Yes, each organization has a philanthropic cause for which members work really hard to make generous contributions to, and most of the members of Fraternity and Sorority Life are leaders in the community and in the classroom. However, that is not enough to overshadow or outweigh the hazing that still occurs, the rumors and truths about who was sexually assaulted at which frat house, women tearing down other women because of their innate desire to compete with each other means more than the sisterhood they swore themselves to, the fact that looking cool seems more important than doing what is right, the objectification of sorority women by fraternity boys (men? — maybe someday) and the list goes on, deeming both fraternity and sorority members to be at equal fault.

Not everyone contributes to these bad habits, and I’d like to sincerely thank them for doing their best to uphold the reputations of the fraternities and sororities they represent, because it’s not an easy task.
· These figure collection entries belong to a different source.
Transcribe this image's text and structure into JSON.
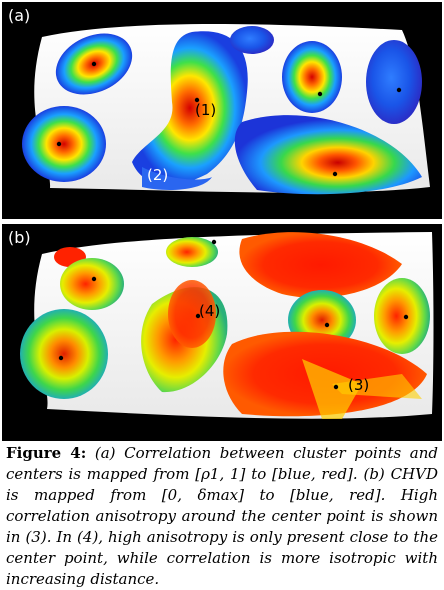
{
  "panel_a": {
    "label": "(a)",
    "annotations": {
      "one": "(1)",
      "two": "(2)"
    }
  },
  "panel_b": {
    "label": "(b)",
    "annotations": {
      "three": "(3)",
      "four": "(4)"
    }
  },
  "caption": {
    "figure_label": "Figure 4:",
    "text": "(a) Correlation between cluster points and centers is mapped from [ρ1, 1] to [blue, red]. (b) CHVD is mapped from [0, δmax] to [blue, red]. High correlation anisotropy around the center point is shown in (3). In (4), high anisotropy is only present close to the center point, while correlation is more isotropic with increasing distance."
  }
}
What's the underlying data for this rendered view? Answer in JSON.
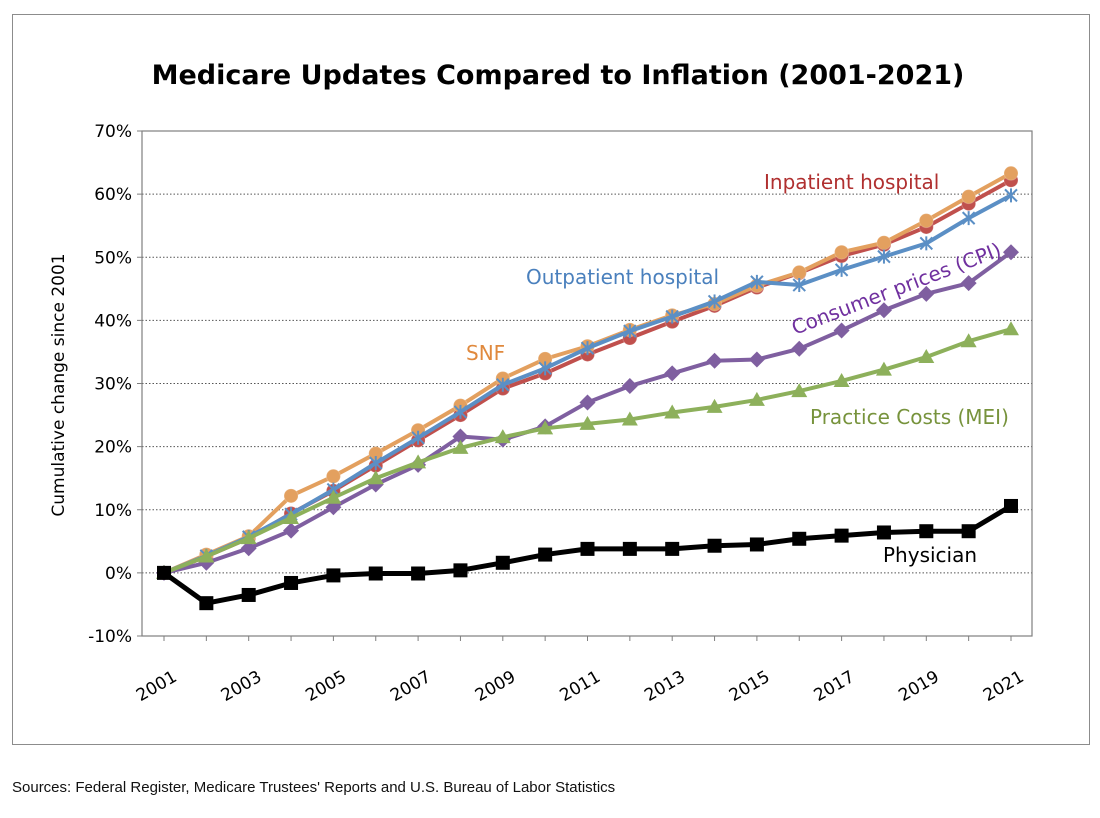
{
  "chart_data": {
    "type": "line",
    "title": "Medicare Updates Compared to Inflation (2001-2021)",
    "ylabel": "Cumulative change since 2001",
    "xlabel": "",
    "ylim": [
      -10,
      70
    ],
    "xlim": [
      2001,
      2021
    ],
    "y_ticks": [
      "70%",
      "60%",
      "50%",
      "40%",
      "30%",
      "20%",
      "10%",
      "0%",
      "-10%"
    ],
    "x_ticks": [
      "2001",
      "2003",
      "2005",
      "2007",
      "2009",
      "2011",
      "2013",
      "2015",
      "2017",
      "2019",
      "2021"
    ],
    "grid": "horizontal dotted",
    "legend": "inline labels",
    "x": [
      2001,
      2002,
      2003,
      2004,
      2005,
      2006,
      2007,
      2008,
      2009,
      2010,
      2011,
      2012,
      2013,
      2014,
      2015,
      2016,
      2017,
      2018,
      2019,
      2020,
      2021
    ],
    "series": [
      {
        "name": "Inpatient hospital",
        "color": "#c0504d",
        "marker": "circle",
        "values": [
          0,
          2.6,
          5.5,
          9.4,
          13.0,
          17.0,
          21.0,
          25.0,
          29.2,
          31.6,
          34.6,
          37.2,
          39.8,
          42.3,
          45.2,
          47.5,
          50.2,
          52.0,
          54.8,
          58.5,
          62.2
        ]
      },
      {
        "name": "SNF",
        "color": "#e3a05f",
        "marker": "circle",
        "values": [
          0,
          2.9,
          5.8,
          12.2,
          15.3,
          18.9,
          22.6,
          26.5,
          30.8,
          33.9,
          35.9,
          38.5,
          40.8,
          42.6,
          45.5,
          47.6,
          50.8,
          52.3,
          55.8,
          59.6,
          63.3
        ]
      },
      {
        "name": "Outpatient hospital",
        "color": "#5b8fc5",
        "marker": "x",
        "values": [
          0,
          2.7,
          5.7,
          9.3,
          13.2,
          17.4,
          21.4,
          25.5,
          29.8,
          32.4,
          35.6,
          38.3,
          40.6,
          43.0,
          46.1,
          45.6,
          48.0,
          50.1,
          52.2,
          56.2,
          59.8
        ]
      },
      {
        "name": "Consumer prices (CPI)",
        "color": "#7f5fa0",
        "marker": "diamond",
        "values": [
          0,
          1.6,
          3.9,
          6.7,
          10.4,
          14.0,
          17.1,
          21.6,
          21.1,
          23.2,
          27.0,
          29.6,
          31.6,
          33.6,
          33.8,
          35.5,
          38.4,
          41.6,
          44.2,
          45.9,
          50.8
        ]
      },
      {
        "name": "Practice Costs (MEI)",
        "color": "#8db05b",
        "marker": "triangle",
        "values": [
          0,
          2.6,
          5.5,
          8.7,
          11.9,
          15.0,
          17.5,
          19.8,
          21.5,
          22.9,
          23.6,
          24.3,
          25.4,
          26.3,
          27.4,
          28.8,
          30.4,
          32.2,
          34.2,
          36.7,
          38.6
        ]
      },
      {
        "name": "Physician",
        "color": "#000000",
        "marker": "square",
        "values": [
          0,
          -4.8,
          -3.5,
          -1.6,
          -0.4,
          -0.1,
          -0.1,
          0.4,
          1.6,
          2.9,
          3.8,
          3.8,
          3.8,
          4.3,
          4.5,
          5.4,
          5.9,
          6.4,
          6.6,
          6.6,
          10.6
        ]
      }
    ]
  },
  "source_note": "Sources:  Federal Register, Medicare Trustees' Reports and U.S. Bureau of Labor Statistics"
}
It’s tough to face the consequences of individual actions that reflect on an entire group, such as bad decisions and inappropriate behavior from those who are simply not ready to take their fair share of responsibility for the organization they chose to represent.

I also acknowledge that not every first- or second-year student seeking Greek membership is too immature to assume that responsibility, but the fact is that the many students who aren’t ready for it yet put Greek chapters at higher risks for organizational consequences such as social probation, disaffiliation with the University or being removed from campus altogether, as well as physical and emotional consequences due to aggressive hazing rituals, date-rape drugs, groupthink and the idea that one of the main parts of Fraternity and Sorority Life is the party scene.

That being said, we all know that the bad stuff is remembered and lingers longer than the good, and reputations are easier to destroy than they are to build up.

As a senior member of Kappa Alpha Theta, which I joined my junior year, I can say that I am miles away from who I was when I started at CSU just a semester short of four years ago, and it is for the better. A lot of incoming college students, many of whom choose to participate in Greek recruitment events, are excited to get a taste of the parties, the bad decisions that turn into some of the best stories, missing class due to your first real hangover, doing crazy sh*t with your friends and all the things that come with life in a college town. I was stoked. I had the most unforgettable times, and as immature as some of those experiences may have been, they helped me to grow up and handle things much bigger than myself — like assuming partial responsibility for and commitment to the reputation and livelihood of my own chapter as well as the Greek community as a whole.

I would propose the implementation of a transitional program into Fraternity and Sorority Life that is open to first- and second-year students in order to prepare those who are serious about representing the Greek community and what their desired organization stands for, and weed out those who are not.

As a student and member of the Greek community, I ask that my fellow Greeks on any college campus step up and rise to the standards and expectations that our organizations were founded upon, or to give up your membership if you find that your reasons for participating do not align with your chapter goals and rules and are unwilling to adapt. As members, we are the soul of our respective fraternities and sororities, and it takes every single one of us to affect any sort of change. If we continue down this path of internal destruction, eventually we will be no better than the nasty stories and stereotypes (many of which are sadly true) that have clouded the idea of Greek culture, and all achievements, progress and positive efforts that belong to us as well as those who came before us will have been in vain.